And nevertheless Pará is the champion of economic activity.
About 80% of the Gross Domestic Product (GDP) of Brazil is generated by only eight of the 27 states of the Federation, concentrated in São Paulo, Rio de Janeiro, Minas Gerais, Rio Grande do Sul, Paraná, Bahia, Santa Catarina and the Federal District.
The concentration of the GDP in eight regions reduced by 1% (from 79.7% to 78.7%, equivalent to R$ 23.7 billion (USD 10.8 billion) between 2002 and 2006, while the Northern Region increased by 0.4%.. São Paulo alone realizes some 34% of the Brazilian GDP.
The survey of the IBGE also shows the per capita GDP in the regions. At this moment, the Federal District still has the highest GDP per capita (USD 17,090), almost three times the national average (USD 5,767) and well ahead of São Paulo with USD 8,885 and Rio de Janeiro with USD 8,043.
Pará, with all its minerals (iron ore, gold, diamonds, bauxite and whatever you want) letting his soil be robbed for a pittance, Pará with its obviously inexhaustible stock of hardwood illegally cut down and disappearing, Pará with its abundance of fish in its inner waters but ransacked scot-free, Pará does not belong to the above mentioned list of Prime Producers, Pará has just officially an insignificant share in Brazil’s GDP.
Nevertheless Pará is the undisputable leader. A sad leadership. Ranking No. 1 at the list of slave labour.
Pará remains at the top of the list of slave labour in Brazil. According to the Ministry of Labour and Employment (MTE), just this year, the Special Group for Mobile Labour Inspection held 28 operations throughout the state, during which 592 workers who were in conditions similar to slavery were “freed”. Above that a 1.000 bookings for misconduct were issued and for more than R$ 1.6 million (USD 730,000) payments for compensation and arrears of wages cashed.
The MTE calls attention to the growing rates of slave labour in states that until then, did not appear on that list. Among them, Goiás and Alagoas.

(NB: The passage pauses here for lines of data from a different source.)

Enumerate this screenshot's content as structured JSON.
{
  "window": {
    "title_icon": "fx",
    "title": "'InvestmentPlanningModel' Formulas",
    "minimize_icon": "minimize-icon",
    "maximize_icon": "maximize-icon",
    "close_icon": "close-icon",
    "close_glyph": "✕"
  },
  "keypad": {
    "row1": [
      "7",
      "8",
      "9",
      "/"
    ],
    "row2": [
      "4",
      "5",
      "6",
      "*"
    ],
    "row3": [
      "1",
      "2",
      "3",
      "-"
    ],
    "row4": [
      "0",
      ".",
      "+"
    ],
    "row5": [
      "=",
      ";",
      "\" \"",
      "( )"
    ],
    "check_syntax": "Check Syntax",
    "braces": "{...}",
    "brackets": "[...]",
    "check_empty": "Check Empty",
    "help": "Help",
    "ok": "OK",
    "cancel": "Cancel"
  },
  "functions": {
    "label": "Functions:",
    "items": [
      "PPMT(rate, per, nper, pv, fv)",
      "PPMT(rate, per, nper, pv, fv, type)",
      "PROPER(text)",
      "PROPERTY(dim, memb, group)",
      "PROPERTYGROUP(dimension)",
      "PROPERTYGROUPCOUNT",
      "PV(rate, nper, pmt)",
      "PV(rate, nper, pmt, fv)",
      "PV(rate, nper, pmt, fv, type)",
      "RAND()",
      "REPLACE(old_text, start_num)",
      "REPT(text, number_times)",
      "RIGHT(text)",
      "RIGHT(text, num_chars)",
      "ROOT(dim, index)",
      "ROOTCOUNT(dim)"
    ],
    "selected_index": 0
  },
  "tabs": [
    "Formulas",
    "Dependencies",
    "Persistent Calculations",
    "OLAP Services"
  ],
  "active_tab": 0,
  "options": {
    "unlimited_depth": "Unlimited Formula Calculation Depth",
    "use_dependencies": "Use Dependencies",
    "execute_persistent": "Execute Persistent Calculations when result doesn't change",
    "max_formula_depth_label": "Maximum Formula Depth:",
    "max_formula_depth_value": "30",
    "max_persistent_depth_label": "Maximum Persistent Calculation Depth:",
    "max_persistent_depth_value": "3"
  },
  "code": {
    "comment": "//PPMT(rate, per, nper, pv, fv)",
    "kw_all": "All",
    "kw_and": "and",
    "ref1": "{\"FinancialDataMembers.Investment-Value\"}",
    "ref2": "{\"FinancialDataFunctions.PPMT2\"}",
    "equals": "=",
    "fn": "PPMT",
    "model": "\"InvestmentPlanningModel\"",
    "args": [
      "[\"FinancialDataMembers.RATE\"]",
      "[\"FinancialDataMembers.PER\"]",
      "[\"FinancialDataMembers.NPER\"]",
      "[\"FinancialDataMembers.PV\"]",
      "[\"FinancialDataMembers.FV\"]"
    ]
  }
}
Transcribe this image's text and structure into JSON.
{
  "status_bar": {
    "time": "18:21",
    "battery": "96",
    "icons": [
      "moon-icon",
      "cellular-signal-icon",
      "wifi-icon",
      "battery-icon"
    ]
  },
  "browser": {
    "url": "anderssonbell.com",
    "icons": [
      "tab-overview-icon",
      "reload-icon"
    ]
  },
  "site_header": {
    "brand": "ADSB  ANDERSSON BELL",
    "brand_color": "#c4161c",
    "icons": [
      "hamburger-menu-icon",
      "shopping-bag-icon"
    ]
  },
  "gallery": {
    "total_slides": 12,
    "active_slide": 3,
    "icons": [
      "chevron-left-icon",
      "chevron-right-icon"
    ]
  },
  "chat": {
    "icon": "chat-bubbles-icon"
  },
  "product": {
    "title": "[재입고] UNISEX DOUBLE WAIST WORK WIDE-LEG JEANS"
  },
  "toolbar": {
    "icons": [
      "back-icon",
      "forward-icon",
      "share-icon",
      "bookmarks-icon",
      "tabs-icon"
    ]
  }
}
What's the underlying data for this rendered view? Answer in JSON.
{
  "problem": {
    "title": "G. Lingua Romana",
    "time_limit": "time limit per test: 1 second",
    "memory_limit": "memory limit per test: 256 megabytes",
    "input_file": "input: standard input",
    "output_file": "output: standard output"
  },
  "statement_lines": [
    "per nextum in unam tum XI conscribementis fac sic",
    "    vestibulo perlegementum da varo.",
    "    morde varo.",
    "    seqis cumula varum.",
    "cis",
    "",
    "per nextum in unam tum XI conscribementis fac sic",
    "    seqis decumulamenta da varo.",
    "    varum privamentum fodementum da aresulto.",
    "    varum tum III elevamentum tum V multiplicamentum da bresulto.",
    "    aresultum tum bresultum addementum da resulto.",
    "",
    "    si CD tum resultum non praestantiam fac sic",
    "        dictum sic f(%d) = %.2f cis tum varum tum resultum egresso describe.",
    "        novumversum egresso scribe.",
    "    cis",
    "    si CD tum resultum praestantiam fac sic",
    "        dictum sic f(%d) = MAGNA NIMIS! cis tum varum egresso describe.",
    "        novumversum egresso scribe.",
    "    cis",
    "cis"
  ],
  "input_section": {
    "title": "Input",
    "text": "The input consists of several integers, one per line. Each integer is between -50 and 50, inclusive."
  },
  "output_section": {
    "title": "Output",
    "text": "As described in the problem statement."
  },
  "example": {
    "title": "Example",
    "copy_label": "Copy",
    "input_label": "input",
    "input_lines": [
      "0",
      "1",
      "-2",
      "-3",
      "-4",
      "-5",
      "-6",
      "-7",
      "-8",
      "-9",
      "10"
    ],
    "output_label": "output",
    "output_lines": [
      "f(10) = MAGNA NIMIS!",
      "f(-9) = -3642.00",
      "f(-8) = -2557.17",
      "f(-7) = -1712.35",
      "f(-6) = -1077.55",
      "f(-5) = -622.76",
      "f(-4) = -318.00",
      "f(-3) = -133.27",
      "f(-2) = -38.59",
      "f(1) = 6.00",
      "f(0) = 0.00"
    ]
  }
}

According MTE, this scenario is directly linked to the expansion of the sugar cane industry, a major protagonist in the international market for bio-fuels. And in the southern region of the country, an increase in the number of enslaved labourers is detected in fazendas which grow pine, a species widely used for reforestation. In both cases, the indecency is that slave labour is being used to support activities theoretically sustainable, for which the basic principles as respect for the environment and concern for the social aspect should be fundamental.
'Methanol is a 'clean' energy in regard to the environment. But we need it also to be clean in the sense of respect for those who work in the production of it", said the president of the Sindicato Nacional dos Auditores do Trabalho (National Association of Labour Prosecutors), Rosa Campos Jorge.
To prosecutor Jonas Moreno, the increase in the number of ‘freed’ labourers reflects the intention of the Brazilian government to step up the enforcement actions to repress this rank injustice.
In other words there are still a lot of slaves out there to be ‘freed’.